Evolving M&A strategies seek to preserve “local” feel of regional brands post-partnership

In an era when consumers prize “buying local,” regional brands looking to expand and national companies seeking a toehold in area markets must carefully craft partnerships that will spur growth without alienating consumers who are attracted to homegrown businesses, according to lawyers with Nixon Peabody.

The idea of “buying local or shop local has been around for a few years now … and I don’t see tapering off any time soon,” especially as the quantity, quality and variety of what consumers can buy locally is expanding and with it a deeper perceived personal connection with a brand, the entrepreneur or the product category, Tyler Savage, a partner in Nixon Peabody’s M&A and Corporate Transactions practice, told FoodNavigator-USA.

While this is great for many local or regional companies starting out and looking for a loyal consumer base, it is placing some pressure on national and international brands that are losing market share – forcing them to look for new ways to enter regional markets, Savage said.

The trend also could hamstring regional brands as they try to grow and turn to partnerships with larger companies to secure more resources in deals that some consumers may see as “selling out,” or that could cost them their “local” label, he added.

To carefully balance the needs of regional and national or international companies without estranging previously loyal consumers who like to shop local, businesses looking to partner with each other are experimenting with various legal structures that preserve the appeal of “local,” said Isaac Figueras, an associate with Peabody Nixon’s M&A and Corporate Transactions practice.

“Depending on what the market looks like and the product is, you will see some acquisition strategies where a large company is buying the entire regional or local company, but using a risk-adverse model where the purchase price is dependent on the performance after acquisition,” as a way to incentivize the  seller to maintain that local feel, he said.

“You will also see venture capital arms established where large companies have a venture capital piece and stages minority investments in various smaller companies,” but lets them continue to operate independently so consumers still perceive them as local, he said.

Sellers also are negotiating ways to preserve the personality of their brands post-acquisition by structuring investments with requirements that buyers maintain the local focus of the brand after the deal closes, he said.

Managing potential for backlash

No matter how the partnership is structured legally, there is a risk that some consumers will see the deal as the regional brand selling out and no longer perceive it as “local,” warns Savage. This could hurt long term sales unless both companies act quickly to reassure consumers, he said.

“When an acquisition happens, consumers realize it almost immediately,” and will begin voicing concerns across social media about how their beloved product or brand might change now that it has “sold out,” Figueras said.

As such, he recommends both players be prepared immediately to explain their plans, including “what they plan to do with the company, and proving that they aren’t diluting the local or regional brand just because a national company is there now post-acquisition. They need to show the same innovation and quality will be there and sometimes even the same business team and management team of the company that was sold.”

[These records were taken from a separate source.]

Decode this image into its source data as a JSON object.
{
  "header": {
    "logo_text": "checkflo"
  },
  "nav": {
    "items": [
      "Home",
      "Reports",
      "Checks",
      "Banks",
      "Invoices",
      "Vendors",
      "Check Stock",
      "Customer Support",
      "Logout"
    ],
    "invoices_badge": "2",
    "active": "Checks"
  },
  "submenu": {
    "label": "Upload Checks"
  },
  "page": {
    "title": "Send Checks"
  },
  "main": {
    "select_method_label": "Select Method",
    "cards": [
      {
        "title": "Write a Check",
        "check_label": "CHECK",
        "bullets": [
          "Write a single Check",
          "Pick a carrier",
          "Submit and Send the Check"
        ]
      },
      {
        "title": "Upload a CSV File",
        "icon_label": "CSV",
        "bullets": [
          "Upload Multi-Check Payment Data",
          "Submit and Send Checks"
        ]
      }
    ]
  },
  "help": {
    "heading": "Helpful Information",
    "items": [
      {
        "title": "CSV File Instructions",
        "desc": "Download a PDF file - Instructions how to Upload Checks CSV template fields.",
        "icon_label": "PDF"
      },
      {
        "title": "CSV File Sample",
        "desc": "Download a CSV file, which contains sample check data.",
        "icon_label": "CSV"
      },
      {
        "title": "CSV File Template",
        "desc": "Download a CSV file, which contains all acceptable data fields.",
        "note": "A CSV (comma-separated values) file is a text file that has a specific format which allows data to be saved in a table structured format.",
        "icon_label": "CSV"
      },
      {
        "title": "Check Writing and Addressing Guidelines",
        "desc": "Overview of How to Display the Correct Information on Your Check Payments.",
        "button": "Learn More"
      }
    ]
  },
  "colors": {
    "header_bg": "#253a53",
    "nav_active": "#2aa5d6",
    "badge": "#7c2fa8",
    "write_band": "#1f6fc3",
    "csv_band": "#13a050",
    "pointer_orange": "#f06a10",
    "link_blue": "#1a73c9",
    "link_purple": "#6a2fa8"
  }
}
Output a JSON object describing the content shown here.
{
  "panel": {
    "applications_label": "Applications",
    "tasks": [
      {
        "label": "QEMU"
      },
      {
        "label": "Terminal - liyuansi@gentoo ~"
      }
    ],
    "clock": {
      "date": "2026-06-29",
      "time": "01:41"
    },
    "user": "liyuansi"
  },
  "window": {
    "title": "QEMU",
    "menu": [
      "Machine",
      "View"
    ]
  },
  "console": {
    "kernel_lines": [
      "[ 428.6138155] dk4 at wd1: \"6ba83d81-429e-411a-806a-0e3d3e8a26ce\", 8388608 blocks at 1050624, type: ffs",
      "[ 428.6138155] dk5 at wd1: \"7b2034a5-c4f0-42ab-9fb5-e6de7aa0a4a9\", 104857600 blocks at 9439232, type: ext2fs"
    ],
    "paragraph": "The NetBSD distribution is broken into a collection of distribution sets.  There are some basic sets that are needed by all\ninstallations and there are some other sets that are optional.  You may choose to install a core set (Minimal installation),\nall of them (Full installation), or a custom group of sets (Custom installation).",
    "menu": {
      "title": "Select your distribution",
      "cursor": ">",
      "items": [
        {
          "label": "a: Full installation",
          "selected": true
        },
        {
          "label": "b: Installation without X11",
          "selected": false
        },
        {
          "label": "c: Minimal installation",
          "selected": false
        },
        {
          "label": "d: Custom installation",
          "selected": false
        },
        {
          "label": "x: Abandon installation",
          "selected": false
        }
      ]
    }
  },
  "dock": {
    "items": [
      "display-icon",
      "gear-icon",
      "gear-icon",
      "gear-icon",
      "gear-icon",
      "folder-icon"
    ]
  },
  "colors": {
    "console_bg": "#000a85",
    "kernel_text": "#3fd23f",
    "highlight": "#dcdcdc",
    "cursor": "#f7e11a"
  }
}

Savage agreed, emphasizing, “there is a real focus on retaining the look and feel of the target company much more so than in the past because that is what consumers are looking for. They don’t want to see the product they are used to buying for the past five years drastically change now that a big international company purchased it.”

With this in mind, he added, “it becomes part of the strategy to look for not only the product that fits into part of the larger enterprise, but also the team behind it and that will maintain the look and feel of the quote-unquote local product they are buying.”

Local companies team up with each other

While there are ways to minimize negative consumer responses to mergers and acquisitions, “you can’t please everyone,” Savage said. As such, he said some local companies are looking for ways to grow that don’t involve getting into bed with a national or international company.

Going forward, he predicts, “you may see more local companies, before they dive in with a national or international company, sharing resources and joining associations” as a way to manage costs while they scale.

“Small local companies are starting to team up together, and you will see more of that as well, and I think you will see that get refined and they will get more educated on what the impact will be if they are copiloting with a larger national or international player and what that could do to their product,” he said.